The Monty Hall Paradox
What Would Monty Do?
Posted May 31, 2018
Suppose I invited you to play a guessing game. It's a game of forced choice with incomplete information.
In my desk drawer I have three bills of US currency – two $1 bills and one $100 dollar bill. The drawer is closed, so you can’t see them. With colored pens I have placed a blue dot on one bill, a red dot on another bill, and a green dot on a third bill. You can have any bill you choose, but you must choose by color. Which color do you want?
Suppose you say, “red.” I reach in the drawer and remove a $1 bill which has a green dot. Now you know the $100 bill did not have the green dot. It has either the red dot (your guess) or the blue dot.

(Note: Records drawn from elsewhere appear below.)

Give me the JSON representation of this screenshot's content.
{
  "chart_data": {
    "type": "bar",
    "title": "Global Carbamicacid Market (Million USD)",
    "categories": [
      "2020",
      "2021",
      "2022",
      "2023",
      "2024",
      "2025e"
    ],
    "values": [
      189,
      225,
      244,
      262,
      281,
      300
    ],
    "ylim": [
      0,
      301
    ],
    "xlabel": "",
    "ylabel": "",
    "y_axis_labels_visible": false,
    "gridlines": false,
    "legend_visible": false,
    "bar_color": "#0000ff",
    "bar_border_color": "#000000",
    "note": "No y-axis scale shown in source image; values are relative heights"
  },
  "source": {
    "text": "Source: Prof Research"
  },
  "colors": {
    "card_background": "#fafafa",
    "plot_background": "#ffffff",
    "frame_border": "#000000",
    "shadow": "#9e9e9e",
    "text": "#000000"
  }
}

Before revealing whether you won the $1 or $100 dollar bill, I offer you this option: Do you want to stay with red, or would you like to change your choice to blue? What should you do? Does it matter?
This is the classic Monty Hall Paradox, named after the host of the 1960s game show, “Let’s Make a Deal.” At the end of the show, two contestants got to guess whether the grand prize was behind door number 1, door number 2, or door number 3. Behind one (and sometimes two) of the doors was a lesser prize. But sometimes one of the doors concealed a prize no one would want -- something like a pair of goats and 20 bales of hay. With two contestants and three doors, at least one guess must be wrong, and both guesses might be wrong.
Monty Hall always opened a wrong-guess contestant’s door first. Suppose, for example, that Bill and Betty are the two final contestants. Betty chooses door number 2, and Bill chooses door number 3. Monty opens door number 2 first. When he points to her door, Betty already knows she didn’t win the grand prize, because that prize is revealed last. Congratulations, lady. You won a dishwasher, a toaster oven, and $100 worth of Rice-A-Roni. Your life will never be the same.
Now Monty asks Bill the critical question: Do you want to keep door number 3, or would you rather exchange it for door number 1? What should Bill do?
Most people—including many PhDs with training in statistics and probability—get this wrong. Why change? The odds are the same, right? Fifty-fifty. Well…yes and no.
When Bill made his original choice, the odds were 1:3, not 1:2. In that situation, two out of every three contestants will choose the wrong door, just based on probability. However, once Betty’s door is eliminated and Bill is offered the chance to switch doors, he is being offered 1:2 odds instead of the original 1:3 odds. And since there is a 2:1 probability that his first guess was wrong, he should switch to door number 1. Here it is, point by point:
- If Bill chooses the grand-prize door on his first guess, he will win. But he won't know until the end of the game. (Forced choice with incomplete information.)
- After we learn that Betty didn't win, Bill still can't be sure of his original guess. His odds of guessing correctly were 1:3.
- But with Betty’s door eliminated, Bill's odds seemingly improve to fifty-fifty. So why change?
- Actually, Bill's odds at this point in the game are not fifty-fifty (1:2). His odds are still 1:3, because he made his choice before Betty's door was eliminated as the grand-prize door.
- When Monty offers Bill the choice of keeping door 3 or exchanging it for door 1, what Bill is really being offered is a new game with improved odds (i.e., 1:2), versus staying with the old game and original 1:3 odds.
- The essential issue isn't whether Bill should keep his door or exchange it. That's just a distraction. What's important is to recognize that Monty's offer to switch is actually an opportunity to play a different and better game.
Now, do you still want that red-dot bill?